Berlin: Andrew Dominik returns to make his second Nick Cave documentary, which is as fun as the last film is full of grief.
Polished in all ways that its predecessor was rough,”This I know to be true” Andrew DominikNick Cave’s second film offers nothing close to the deeply emotional experience of his previous attempt – and that’s for the best news. In 2016, the rocker and the filmmaker “The Assassination of Jesse James” teamed up “One more time to feel” an ash-toned musical document that follows the singer as he grieving an incomprehensible personal loss, resulting in a whirlwind portrait of raw nerves and confusion that remains a hallmark. high of this category. If grief understates every moment of Dominik’s first 2016 documentary Cave, for his sequel, he’s determined to give it a go, delivering an enjoyable drama from start to finish.

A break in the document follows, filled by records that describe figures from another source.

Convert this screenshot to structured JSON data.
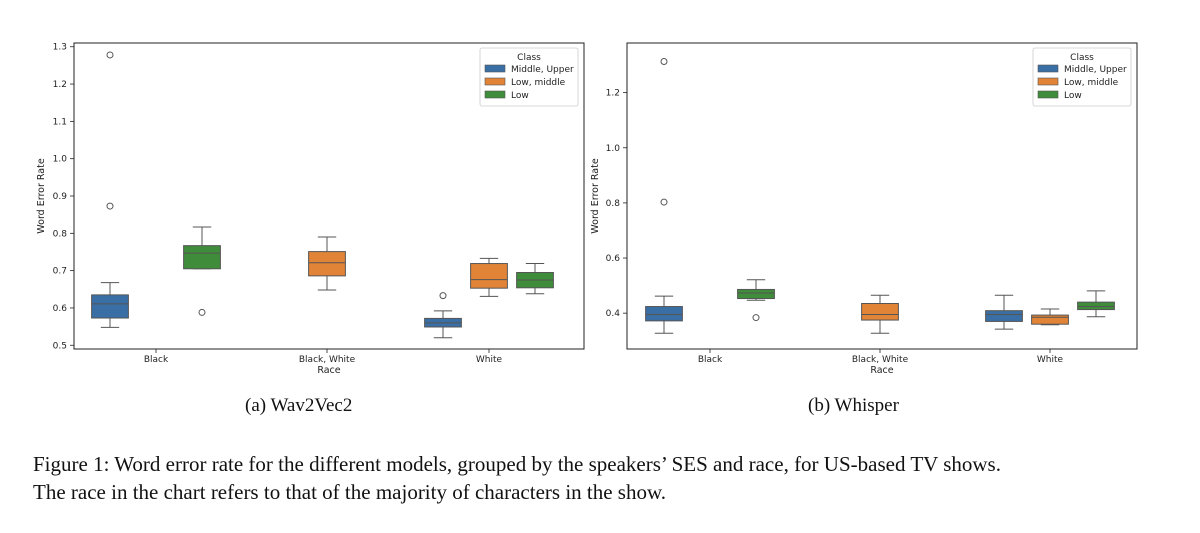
{
  "chart_data": [
    {
      "type": "box",
      "subcaption": "(a) Wav2Vec2",
      "xlabel": "Race",
      "ylabel": "Word Error Rate",
      "ylim": [
        0.49,
        1.31
      ],
      "yticks": [
        0.5,
        0.6,
        0.7,
        0.8,
        0.9,
        1.0,
        1.1,
        1.2,
        1.3
      ],
      "ytick_labels": [
        "0.5",
        "0.6",
        "0.7",
        "0.8",
        "0.9",
        "1.0",
        "1.1",
        "1.2",
        "1.3"
      ],
      "categories": [
        "Black",
        "Black, White",
        "White"
      ],
      "legend": {
        "title": "Class",
        "location": "top-right",
        "entries": [
          {
            "name": "Middle, Upper",
            "color": "#3a6fa5"
          },
          {
            "name": "Low, middle",
            "color": "#e18437"
          },
          {
            "name": "Low",
            "color": "#3f8c3b"
          }
        ]
      },
      "boxes": [
        {
          "category": "Black",
          "class": "Middle, Upper",
          "whislo": 0.548,
          "q1": 0.573,
          "med": 0.611,
          "q3": 0.635,
          "whishi": 0.668,
          "fliers": [
            0.873,
            1.278
          ]
        },
        {
          "category": "Black",
          "class": "Low",
          "whislo": 0.705,
          "q1": 0.705,
          "med": 0.747,
          "q3": 0.767,
          "whishi": 0.817,
          "fliers": [
            0.588
          ]
        },
        {
          "category": "Black, White",
          "class": "Low, middle",
          "whislo": 0.648,
          "q1": 0.686,
          "med": 0.721,
          "q3": 0.751,
          "whishi": 0.79,
          "fliers": []
        },
        {
          "category": "White",
          "class": "Middle, Upper",
          "whislo": 0.52,
          "q1": 0.549,
          "med": 0.56,
          "q3": 0.572,
          "whishi": 0.592,
          "fliers": [
            0.633
          ]
        },
        {
          "category": "White",
          "class": "Low, middle",
          "whislo": 0.631,
          "q1": 0.653,
          "med": 0.676,
          "q3": 0.719,
          "whishi": 0.733,
          "fliers": []
        },
        {
          "category": "White",
          "class": "Low",
          "whislo": 0.638,
          "q1": 0.654,
          "med": 0.675,
          "q3": 0.695,
          "whishi": 0.719,
          "fliers": []
        }
      ]
    },
    {
      "type": "box",
      "subcaption": "(b) Whisper",
      "xlabel": "Race",
      "ylabel": "Word Error Rate",
      "ylim": [
        0.27,
        1.38
      ],
      "yticks": [
        0.4,
        0.6,
        0.8,
        1.0,
        1.2
      ],
      "ytick_labels": [
        "0.4",
        "0.6",
        "0.8",
        "1.0",
        "1.2"
      ],
      "categories": [
        "Black",
        "Black, White",
        "White"
      ],
      "legend": {
        "title": "Class",
        "location": "top-right",
        "entries": [
          {
            "name": "Middle, Upper",
            "color": "#3a6fa5"
          },
          {
            "name": "Low, middle",
            "color": "#e18437"
          },
          {
            "name": "Low",
            "color": "#3f8c3b"
          }
        ]
      },
      "boxes": [
        {
          "category": "Black",
          "class": "Middle, Upper",
          "whislo": 0.327,
          "q1": 0.372,
          "med": 0.395,
          "q3": 0.424,
          "whishi": 0.462,
          "fliers": [
            0.803,
            1.313
          ]
        },
        {
          "category": "Black",
          "class": "Low",
          "whislo": 0.447,
          "q1": 0.453,
          "med": 0.473,
          "q3": 0.486,
          "whishi": 0.521,
          "fliers": [
            0.384
          ]
        },
        {
          "category": "Black, White",
          "class": "Low, middle",
          "whislo": 0.327,
          "q1": 0.375,
          "med": 0.395,
          "q3": 0.435,
          "whishi": 0.465,
          "fliers": []
        },
        {
          "category": "White",
          "class": "Middle, Upper",
          "whislo": 0.342,
          "q1": 0.37,
          "med": 0.395,
          "q3": 0.409,
          "whishi": 0.465,
          "fliers": []
        },
        {
          "category": "White",
          "class": "Low, middle",
          "whislo": 0.358,
          "q1": 0.36,
          "med": 0.385,
          "q3": 0.393,
          "whishi": 0.415,
          "fliers": []
        },
        {
          "category": "White",
          "class": "Low",
          "whislo": 0.387,
          "q1": 0.413,
          "med": 0.424,
          "q3": 0.44,
          "whishi": 0.481,
          "fliers": []
        }
      ]
    }
  ],
  "caption": {
    "line1": "Figure 1: Word error rate for the different models, grouped by the speakers’ SES and race, for US-based TV shows.",
    "line2": "The race in the chart refers to that of the majority of characters in the show."
  }
}
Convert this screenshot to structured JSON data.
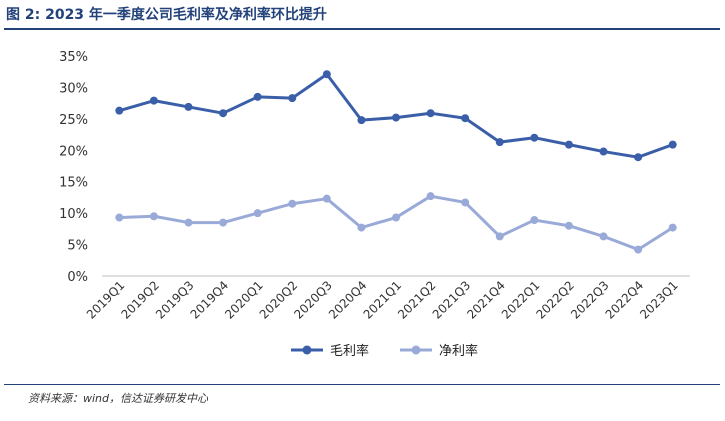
{
  "figure": {
    "title": "图 2:  2023 年一季度公司毛利率及净利率环比提升",
    "source": "资料来源：wind，信达证券研发中心"
  },
  "chart_data": {
    "type": "line",
    "categories": [
      "2019Q1",
      "2019Q2",
      "2019Q3",
      "2019Q4",
      "2020Q1",
      "2020Q2",
      "2020Q3",
      "2020Q4",
      "2021Q1",
      "2021Q2",
      "2021Q3",
      "2021Q4",
      "2022Q1",
      "2022Q2",
      "2022Q3",
      "2022Q4",
      "2023Q1"
    ],
    "y_ticks": [
      "0%",
      "5%",
      "10%",
      "15%",
      "20%",
      "25%",
      "30%",
      "35%"
    ],
    "ylim": [
      0,
      35
    ],
    "grid": false,
    "legend_position": "bottom",
    "series": [
      {
        "name": "毛利率",
        "color": "#3a5ea8",
        "values": [
          26.3,
          27.9,
          26.9,
          25.9,
          28.5,
          28.3,
          32.1,
          24.8,
          25.2,
          25.9,
          25.1,
          21.3,
          22.0,
          20.9,
          19.8,
          18.9,
          20.9
        ]
      },
      {
        "name": "净利率",
        "color": "#9aaad8",
        "values": [
          9.3,
          9.5,
          8.5,
          8.5,
          10.0,
          11.5,
          12.3,
          7.7,
          9.3,
          12.7,
          11.7,
          6.3,
          8.9,
          8.0,
          6.3,
          4.2,
          7.7
        ]
      }
    ]
  }
}
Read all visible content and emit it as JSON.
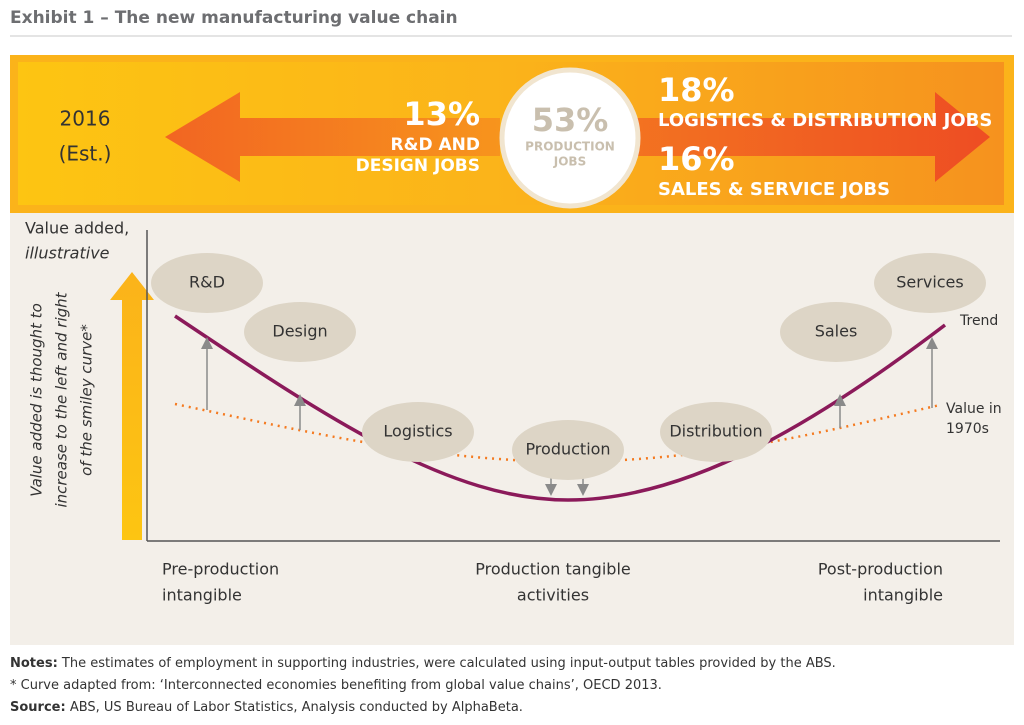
{
  "header": {
    "title": "Exhibit 1 – The new manufacturing value chain"
  },
  "banner": {
    "year": "2016",
    "year_note": "(Est.)",
    "left": {
      "percent": "13%",
      "line1": "R&D AND",
      "line2": "DESIGN JOBS"
    },
    "center": {
      "percent": "53%",
      "line1": "PRODUCTION",
      "line2": "JOBS"
    },
    "right_top": {
      "percent": "18%",
      "label": "LOGISTICS & DISTRIBUTION JOBS"
    },
    "right_bottom": {
      "percent": "16%",
      "label": "SALES & SERVICE JOBS"
    }
  },
  "diagram": {
    "y_label": {
      "line1": "Value added,",
      "line2": "illustrative"
    },
    "side_note": [
      "Value added is thought to",
      "increase to the left and right",
      "of the smiley curve*"
    ],
    "stages": [
      "R&D",
      "Design",
      "Logistics",
      "Production",
      "Distribution",
      "Sales",
      "Services"
    ],
    "trend_label": "Trend",
    "baseline_label": [
      "Value in",
      "1970s"
    ],
    "x_labels": {
      "left": [
        "Pre-production",
        "intangible"
      ],
      "center": [
        "Production tangible",
        "activities"
      ],
      "right": [
        "Post-production",
        "intangible"
      ]
    }
  },
  "notes": [
    {
      "label": "Notes:",
      "text": " The estimates of employment in supporting industries, were calculated using input-output tables provided by the ABS."
    },
    {
      "label": "",
      "text": "* Curve adapted from: ‘Interconnected economies benefiting from global value chains’, OECD 2013."
    },
    {
      "label": "Source:",
      "text": " ABS, US Bureau of Labor Statistics, Analysis conducted by AlphaBeta."
    }
  ]
}
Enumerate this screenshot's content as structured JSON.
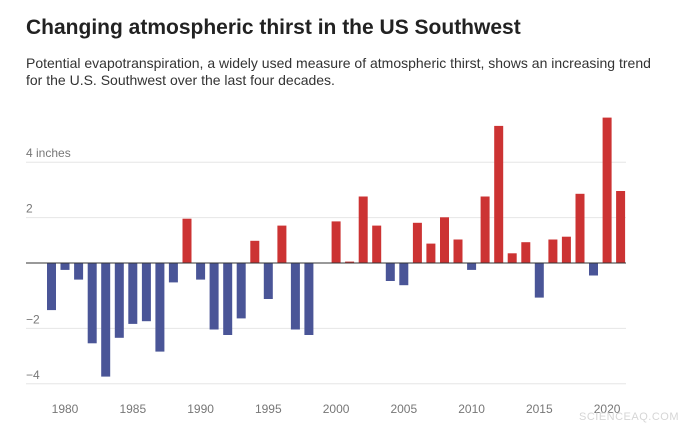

Unable to tour in early 2021 (guess why), Cave teamed up with Dominik to do magic on the big screen, setting up a shop in an abandoned factory in Bristol to record tracks. sings on Cave’s most recent album “Ghosteen,” with his band. The Bad Seeds, and “Carnage,” with longtime collaborator Warren Ellis.
Elegant simplicity is the name of the game, as Dominik and DP Robbie Ryan built a circular dolly track, then placed Cave, Ellis and the backing musicians in it.
Covering each figure with two cameras that revolve around the musicians and capture them from two different aspect ratios, “This I Know True” demonstrates an incredible degree of confidence Zen as it deploys the bare minimum of his extraordinary technical skills to better highlight the music. Alternating howling and singing with a tenor as warm as a aged malt, Cave’s vocals make the biggest impression of all.
After an early visit to Cave’s sculpture studio – the troubadour heeded government advice to retrain to work from home, Cave explains in the film’s opening sequence – Dominik’s camera didn’t leave. studio for the next hour, turning “This Is Me Know to Be True” into a rather introspective ensemble film. Indeed, intimacy is the key word here, as this movie builds on a relationship that spans over 30 years, back in the 1980s Melbourne time when Cage and Dominik were both dating the same girl ( Dominik even married her). In this portrait of shared comfort and trust, Warren Ellis plays an important role, aligning with Dominik between the setup steps and syncing with Cave as smoothly as possible as the two of them. Performers begin to create music.
Clad in a vest jacket and a crisp, wide-collared white shirt, Cave’s way of getting up contrasts sharply with Ellis’ wild-voiced aesthetic, turning collaborators into screens. Perfect addition. As they begin to work, bathed in silver-tone lighting that changes with the beat of the song, they do so masterfully and precisely, with the same light as Spike Lee recorded. in the sports documentary “Kobe Doin’ Work,” which Michael Mann found in the underworld and millions of spectators worldwide watching the Winter Olympics in hopes of witnessing: the thrill of being See a top professional performer perform at the peak of their profession.
Far from being imaginatively revolutionary, “This Many I Know to Be True” is primarily about the simple pleasures of well-written, engaging singers, beautifully recorded. elegant on screen. And that’s not for nothing! By the hour mark, however, Dominik does more interview scenes, revealing a film in many ways structured as a response to its predecessor.
If “One More Time with Feeling” revolved around a journey to find meaning in the face of tragedy, this sequel will return with happy news. Cave talks about his counseling website Red Hand Records as a kind of “spiritual practice,” and as we watch him tackle questions like “Who would I be without my anger?” ?” and “How to deal with someone who has no control?” One can easily understand why. Then, after two vibrant performances of recent songs “Hand of God” and “White Elephant” – both staged for maximum enhancement as explosive revival, rock-and -roll – Dominik shoots back to an interview where Cave explains that he’s truly found meaning again, telling us he’s discovered a new sense of reassurance when he no longer considers himself is a musician above all.
If Dominik neither wants to nor makes “This I know to be true” too personal, he will slyly undercut the formal polish of his film by closing it with a vulnerable revelation. than. Gently lifting the curtain on a man who has found excellence in his work by emphasizing its importance in his life, Cave begins his final interview describing his displeasure. his crush on a recent scene, revealing levels of lack of confidence and exhaustion, before Dominik cut for the song in question. Of course, it is sublime.
Rank: B +
“This I Know Is True” premieres in 2022 Berlin International Film Festival. It is currently seeking US distribution.